Noah Hoyt Scott, a well known citizen of Meridian Township, Clinton County, was born in Geauga County, Ohio, February 21, 1826, and is a son of Dr. John W. and Mary A. (HOYT) Scott. The paternal grandfather, John Scott, was born Giennock, Scotland, and there spent the years of his boyhood and youth. Deciding to seek a home across the Atlantic, he took passage in an American-bound vessel, in company with John WEATHERSPOON, a member of the same church as was he. With him he brought a package of linen and with this he traveled north into Vermont, selling his goods from house to house. He settled in the Green Mountain State, and the Revolutionary War coming on shortly after his arrival in this country, he was chosen Lieutenant of a company of Green Mountain Boys.
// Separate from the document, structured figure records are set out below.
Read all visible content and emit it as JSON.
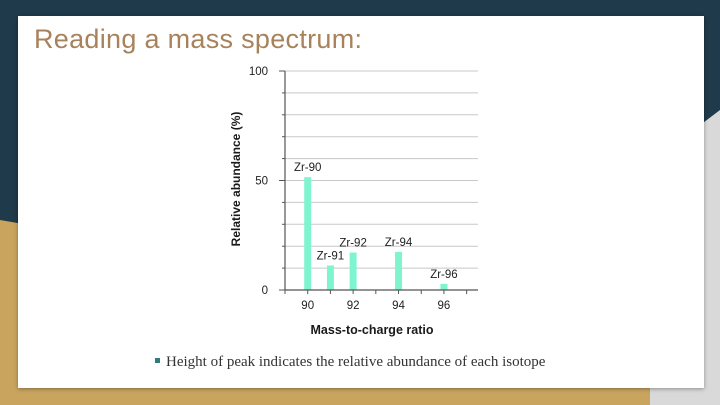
{
  "slide": {
    "title": "Reading a mass spectrum:",
    "bullet_text": "Height of peak indicates the relative abundance of each isotope",
    "accent_color": "#a8825a",
    "bullet_color": "#2e7d7b"
  },
  "chart_data": {
    "type": "bar",
    "title": "",
    "xlabel": "Mass-to-charge ratio",
    "ylabel": "Relative abundance (%)",
    "ylim": [
      0,
      100
    ],
    "yticks": [
      0,
      50,
      100
    ],
    "xlim": [
      89,
      97.5
    ],
    "xticks": [
      90,
      92,
      94,
      96
    ],
    "grid": true,
    "bar_color": "#7ff5cf",
    "bars": [
      {
        "x": 90,
        "value": 51.5,
        "label": "Zr-90"
      },
      {
        "x": 91,
        "value": 11.2,
        "label": "Zr-91"
      },
      {
        "x": 92,
        "value": 17.1,
        "label": "Zr-92"
      },
      {
        "x": 94,
        "value": 17.4,
        "label": "Zr-94"
      },
      {
        "x": 96,
        "value": 2.8,
        "label": "Zr-96"
      }
    ]
  }
}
However, he saw no active service as an official, his time being devoted to the care of valuables in towns raided by the British.
At the close of the war Grandfather Scott resumed the occupation of a farmer and leased the Gleab farm for a period of one hundred years, it remaining the home of his descendants for along time. He and his wife reared a family of thirteen children, among whom was John W. who first opened his eyes to the light in Vermont. His education was commenced in the district schools and completed in Rutland Academy and Dartmouth College, and he was graduated from the institution last named with the degree of M.D. Throughout the remainder of his life he followed the medical profession, in which he was very successful. About 1816 he removed west to Ohio, making the trip on horseback and locating in the woods at Parkman, that state, where he purchased property.
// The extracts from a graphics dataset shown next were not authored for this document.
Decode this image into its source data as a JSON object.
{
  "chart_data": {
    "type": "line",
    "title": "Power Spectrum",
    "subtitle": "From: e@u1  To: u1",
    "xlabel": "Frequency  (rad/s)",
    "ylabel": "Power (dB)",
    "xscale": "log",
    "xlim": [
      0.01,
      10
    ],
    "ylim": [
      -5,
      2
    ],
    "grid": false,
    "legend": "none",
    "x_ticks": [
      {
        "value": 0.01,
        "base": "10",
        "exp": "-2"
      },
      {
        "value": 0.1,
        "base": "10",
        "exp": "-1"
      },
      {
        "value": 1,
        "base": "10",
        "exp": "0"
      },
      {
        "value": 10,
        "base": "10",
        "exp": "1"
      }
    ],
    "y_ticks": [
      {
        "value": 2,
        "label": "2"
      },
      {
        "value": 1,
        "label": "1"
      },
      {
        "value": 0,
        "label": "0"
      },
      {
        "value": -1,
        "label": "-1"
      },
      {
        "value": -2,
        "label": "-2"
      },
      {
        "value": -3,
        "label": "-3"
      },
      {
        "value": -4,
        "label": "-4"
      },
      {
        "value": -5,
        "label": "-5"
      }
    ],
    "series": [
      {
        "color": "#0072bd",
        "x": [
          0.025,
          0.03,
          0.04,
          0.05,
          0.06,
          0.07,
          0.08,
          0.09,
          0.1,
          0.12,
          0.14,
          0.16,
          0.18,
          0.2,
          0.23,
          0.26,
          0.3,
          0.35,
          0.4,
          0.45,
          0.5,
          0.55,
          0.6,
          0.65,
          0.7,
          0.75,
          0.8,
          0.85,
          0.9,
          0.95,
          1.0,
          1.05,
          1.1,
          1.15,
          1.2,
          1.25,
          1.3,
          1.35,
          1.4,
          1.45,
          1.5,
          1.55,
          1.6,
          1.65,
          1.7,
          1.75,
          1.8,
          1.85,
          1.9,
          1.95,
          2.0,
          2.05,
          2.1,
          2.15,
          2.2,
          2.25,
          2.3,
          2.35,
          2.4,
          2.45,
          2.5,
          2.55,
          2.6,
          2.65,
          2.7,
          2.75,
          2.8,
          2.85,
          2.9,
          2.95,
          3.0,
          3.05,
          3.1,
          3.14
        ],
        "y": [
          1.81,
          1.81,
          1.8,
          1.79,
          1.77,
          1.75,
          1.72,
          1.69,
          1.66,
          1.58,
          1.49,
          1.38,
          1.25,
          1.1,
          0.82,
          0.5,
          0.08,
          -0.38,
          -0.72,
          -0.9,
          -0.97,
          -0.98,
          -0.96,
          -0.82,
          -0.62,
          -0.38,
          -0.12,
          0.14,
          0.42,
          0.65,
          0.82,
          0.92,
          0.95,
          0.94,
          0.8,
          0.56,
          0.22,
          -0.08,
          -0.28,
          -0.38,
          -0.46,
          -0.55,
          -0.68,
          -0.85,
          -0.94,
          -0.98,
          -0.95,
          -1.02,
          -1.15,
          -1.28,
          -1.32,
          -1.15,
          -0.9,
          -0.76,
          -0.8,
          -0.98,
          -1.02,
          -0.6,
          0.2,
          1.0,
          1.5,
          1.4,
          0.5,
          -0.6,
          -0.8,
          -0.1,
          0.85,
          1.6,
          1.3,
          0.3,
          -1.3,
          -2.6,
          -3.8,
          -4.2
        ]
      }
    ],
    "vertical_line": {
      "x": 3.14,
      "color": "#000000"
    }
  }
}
The marriage of Dr. J. W. Scott united him with the daughter of Noah and Rebecca (BETTS) Hoyt. The Hoyt family has been represented in this country for many generations and was originally from England, the first ones of that name who crossed the Atlantic having made settlement at Danbury, Conn. Our subject is the eldest of five children, the others being, John (deceased), a volunteer in the late war and formerly a tollgate keeper in Montana, where he was one of the earliest settlers; Mary A., deceased; Charles, who served for four years in the Civil War and was for sixteen years clerk in the Treasury at Washington; and Maria, who lives in Cleveland, Ohio. The parents of this family were devoted members of the Episcopal Church. In politics the father was a Whig and a Federalist.
Although he remained with his parents until twenty-eight years old, our subject had been self-supporting for some years prior to that time and had commenced to teach school at the age of sixteen. For five years he was Assistant Principal in an Ohio college, but meantime he prosecuted the study of medicine; he went to Wisconsin in 1856, where he practiced the profession for eighteen months. For a time he lived in Hamilton, Ill., where he owned property and conducted a good practice. In 1867 selling the place, he purchased ninety acres of raw prairie land in Clinton County, where he has since made his home.
On the last day of the year 1889, Dr. Scott suffered a deep bereavement in the loss of his faithful wife, an estimable lady, who was highly regarded in this community. Frances MOORE, as she was known in maidenhood, was born in Rutland, Vt., and was a daughter of Charles Moore, also a native of the Green Mountain State. Dr. and Mrs. Scott became the parents of one son, Rev. John W. Scott, who was educated in McKendree College, of Lebanon, Ill., and at Syracuse, N.Y.; he is now a minister in the Methodist Episcopal Church and resides at present with his father.